A DNA double helix is seen in an undated artist's illustration. Scientists have engineered a gene-editing technique called CRISPR/Cas9 to cut out the HIV-infected DNA from cells.
A DNA double helix is seen in an undated artist's illustration. Scientists have engineered a gene-editing technique called CRISPR/Cas9 to cut out the HIV-infected DNA from cells.

For the first time since the start of the AIDS epidemic, it appears scientists are on the verge of a cure.

Antiretroviral drugs do such a good job of suppressing the AIDS virus and keeping it from reproducing, that levels of HIV are virtually undetectable in infected individuals.

But the memory of the virus always remains in human T-lymphocytes — immune system cells that are the target of the virus. These reservoirs can spring to life and begin churning out the AIDS pathogen the moment antiretroviral drugs are stopped.

Now, researchers appear to have found a way to eliminate the viral reservoirs from cells altogether, so they can never reproduce.

Scientists have engineered a gene-editing technique called CRISPR/Cas9 to cut out the viral DNA, effectively curing the disease.

"The excision molecules that we have developed inactivate a large population of … the cells containing the virus and then it's basically dropped — the virus replication — almost 90 percent in … patients or even [in] infected cells in the lab," said Kamel Khalili, lead researcher and chair at the Department of Neuroscience at Temple University School of Medicine in Philadelphia, Pennsylvania.

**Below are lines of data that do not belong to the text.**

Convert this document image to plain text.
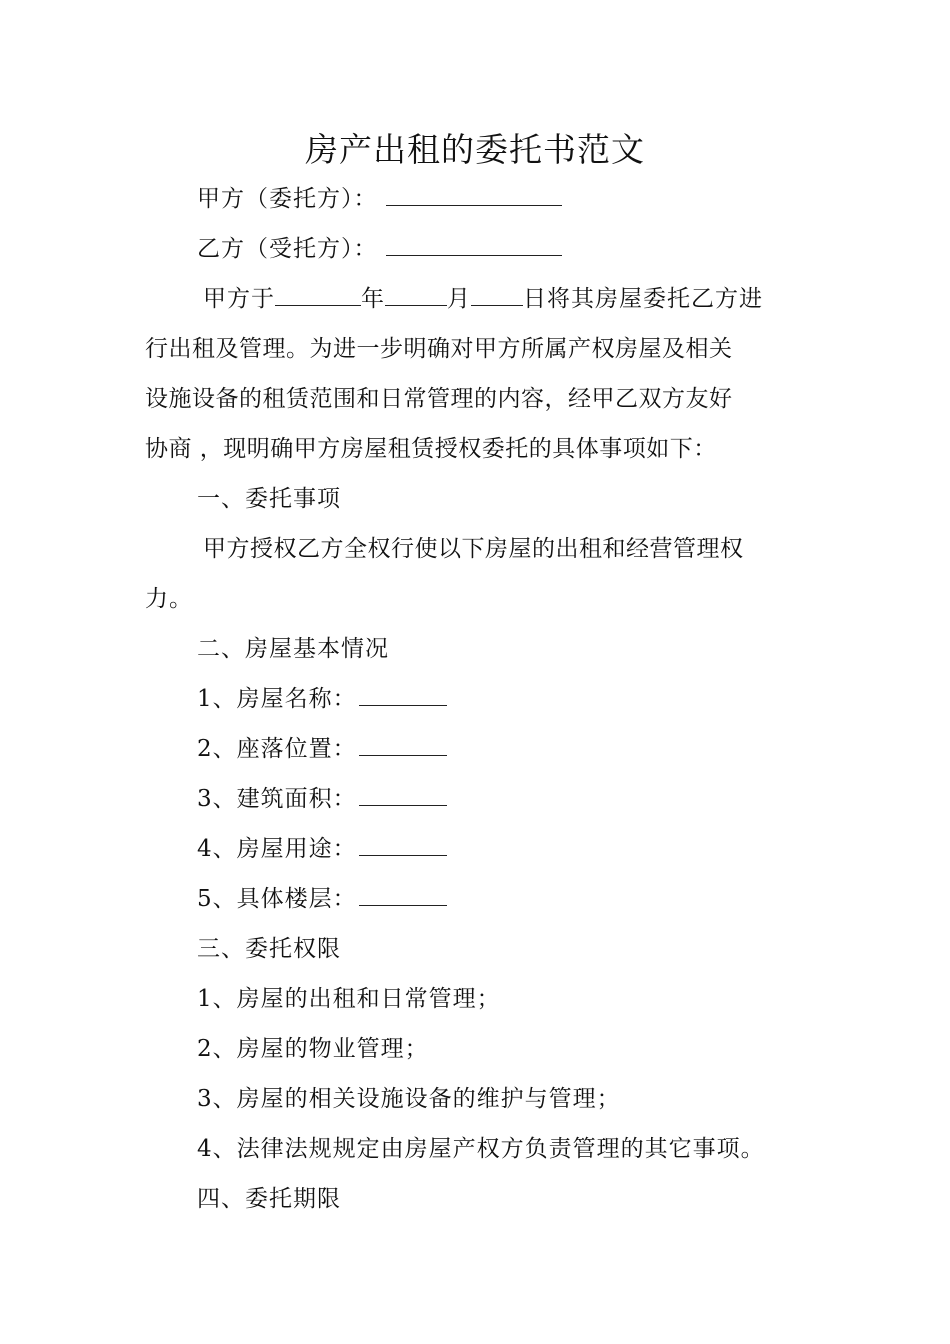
房产出租的委托书范文
甲方（委托方）：
乙方（受托方）：
甲方于	年	月 日将其房屋委托乙方进
行出租及管理。为进一步明确对甲方所属产权房屋及相关
设施设备的租赁范围和日常管理的内容，经甲乙双方友好
协商 ，现明确甲方房屋租赁授权委托的具体事项如下：
一、委托事项
甲方授权乙方全权行使以下房屋的出租和经营管理权
力。
二、房屋基本情况
1、房屋名称：
2、座落位置：
3、建筑面积：
4、房屋用途：
5、具体楼层：
三、委托权限
1、房屋的出租和日常管理；
2、房屋的物业管理；
3、房屋的相关设施设备的维护与管理；
4、法律法规规定由房屋产权方负责管理的其它事项。
四、委托期限
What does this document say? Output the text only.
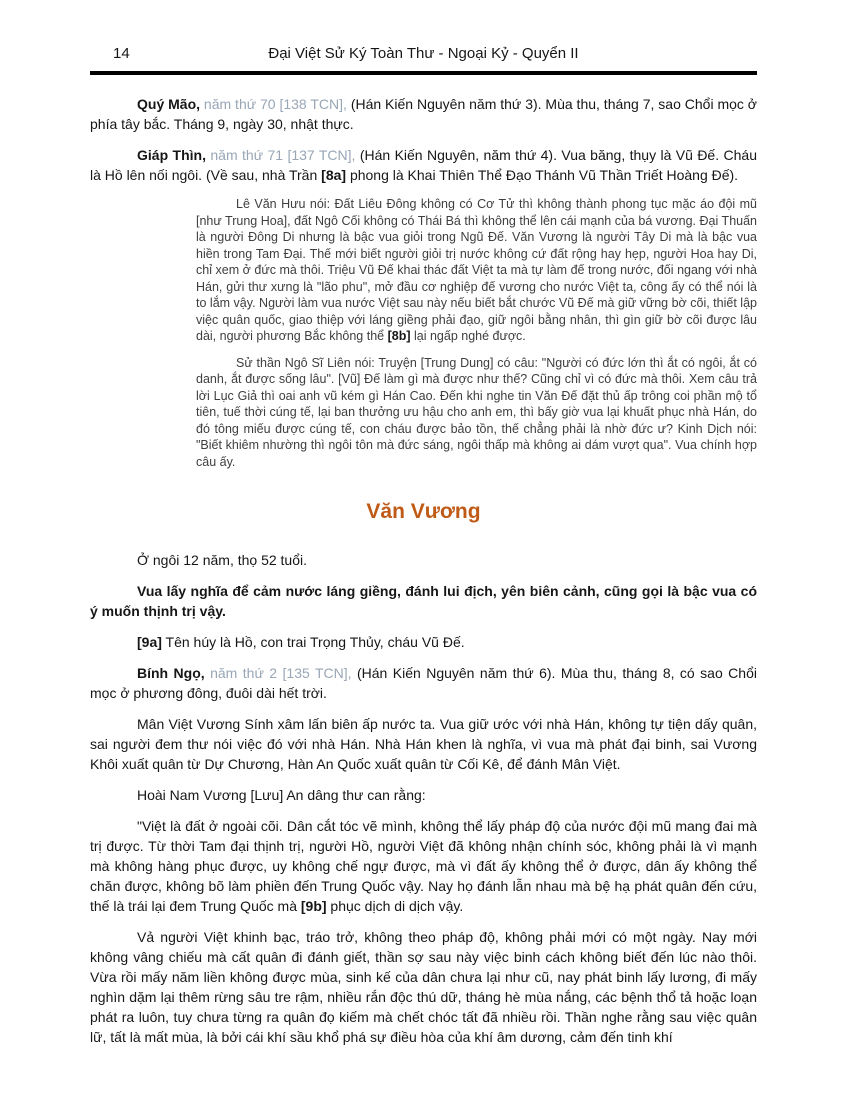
14	Đại Việt Sử Ký Toàn Thư - Ngoại Kỷ - Quyển II

Quý Mão, năm thứ 70 [138 TCN], (Hán Kiến Nguyên năm thứ 3). Mùa thu, tháng 7, sao Chổi mọc ở phía tây bắc. Tháng 9, ngày 30, nhật thực.

Giáp Thìn, năm thứ 71 [137 TCN], (Hán Kiến Nguyên, năm thứ 4). Vua băng, thụy là Vũ Đế. Cháu là Hồ lên nối ngôi. (Về sau, nhà Trần [8a] phong là Khai Thiên Thể Đạo Thánh Vũ Thần Triết Hoàng Đế).

Lê Văn Hưu nói: Đất Liêu Đông không có Cơ Tử thì không thành phong tục mặc áo đội mũ [như Trung Hoa], đất Ngô Cối không có Thái Bá thì không thể lên cái mạnh của bá vương. Đại Thuấn là người Đông Di nhưng là bậc vua giỏi trong Ngũ Đế. Văn Vương là người Tây Di mà là bậc vua hiền trong Tam Đại. Thế mới biết người giỏi trị nước không cứ đất rộng hay hẹp, người Hoa hay Di, chỉ xem ở đức mà thôi. Triệu Vũ Đế khai thác đất Việt ta mà tự làm đế trong nước, đối ngang với nhà Hán, gửi thư xưng là "lão phu", mở đầu cơ nghiệp đế vương cho nước Việt ta, công ấy có thể nói là to lắm vậy. Người làm vua nước Việt sau này nếu biết bắt chước Vũ Đế mà giữ vững bờ cõi, thiết lập việc quân quốc, giao thiệp với láng giềng phải đạo, giữ ngôi bằng nhân, thì gìn giữ bờ cõi được lâu dài, người phương Bắc không thể [8b] lại ngấp nghé được.
Sử thần Ngô Sĩ Liên nói: Truyện [Trung Dung] có câu: "Người có đức lớn thì ắt có ngôi, ắt có danh, ắt được sống lâu". [Vũ] Đế làm gì mà được như thế? Cũng chỉ vì có đức mà thôi. Xem câu trả lời Lục Giả thì oai anh vũ kém gì Hán Cao. Đến khi nghe tin Văn Đế đặt thủ ấp trông coi phần mộ tổ tiên, tuế thời cúng tế, lại ban thưởng ưu hậu cho anh em, thì bấy giờ vua lại khuất phục nhà Hán, do đó tông miếu được cúng tế, con cháu được bảo tồn, thế chẳng phải là nhờ đức ư? Kinh Dịch nói: "Biết khiêm nhường thì ngôi tôn mà đức sáng, ngôi thấp mà không ai dám vượt qua". Vua chính hợp câu ấy.
Văn Vương

Ở ngôi 12 năm, thọ 52 tuổi.

Vua lấy nghĩa để cảm nước láng giềng, đánh lui địch, yên biên cảnh, cũng gọi là bậc vua có ý muốn thịnh trị vậy.

[9a] Tên húy là Hồ, con trai Trọng Thủy, cháu Vũ Đế.

Bính Ngọ, năm thứ 2 [135 TCN], (Hán Kiến Nguyên năm thứ 6). Mùa thu, tháng 8, có sao Chổi mọc ở phương đông, đuôi dài hết trời.

Mân Việt Vương Sính xâm lấn biên ấp nước ta. Vua giữ ước với nhà Hán, không tự tiện dấy quân, sai người đem thư nói việc đó với nhà Hán. Nhà Hán khen là nghĩa, vì vua mà phát đại binh, sai Vương Khôi xuất quân từ Dự Chương, Hàn An Quốc xuất quân từ Cối Kê, để đánh Mân Việt.

Hoài Nam Vương [Lưu] An dâng thư can rằng:

"Việt là đất ở ngoài cõi. Dân cắt tóc vẽ mình, không thể lấy pháp độ của nước đội mũ mang đai mà trị được. Từ thời Tam đại thịnh trị, người Hồ, người Việt đã không nhận chính sóc, không phải là vì mạnh mà không hàng phục được, uy không chế ngự được, mà vì đất ấy không thể ở được, dân ấy không thể chăn được, không bõ làm phiền đến Trung Quốc vậy. Nay họ đánh lẫn nhau mà bệ hạ phát quân đến cứu, thế là trái lại đem Trung Quốc mà [9b] phục dịch di dịch vậy.

Vả người Việt khinh bạc, tráo trở, không theo pháp độ, không phải mới có một ngày. Nay mới không vâng chiếu mà cất quân đi đánh giết, thần sợ sau này việc binh cách không biết đến lúc nào thôi. Vừa rồi mấy năm liền không được mùa, sinh kế của dân chưa lại như cũ, nay phát binh lấy lương, đi mấy nghìn dặm lại thêm rừng sâu tre rậm, nhiều rắn độc thú dữ, tháng hè mùa nắng, các bệnh thổ tả hoặc loạn phát ra luôn, tuy chưa từng ra quân đọ kiếm mà chết chóc tất đã nhiều rồi. Thần nghe rằng sau việc quân lữ, tất là mất mùa, là bởi cái khí sầu khổ phá sự điều hòa của khí âm dương, cảm đến tinh khí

Khalili and his colleagues have not actually cured any patients, but they have scrubbed infected human T-cells in the laboratory of any trace of HIV.

The work was described in the journal Scientific Reports.

Khalili believes the gene-editing technology has the potential to cure AIDS.

"It's an exciting time and the reason is the technologies are available and the methods are in place and our knowledge has increased and hopefully there will be funding to take us toward this exciting moment toward the cure of the disease," he said.

Khalili predicts human clinical trials could get underway in two to three years.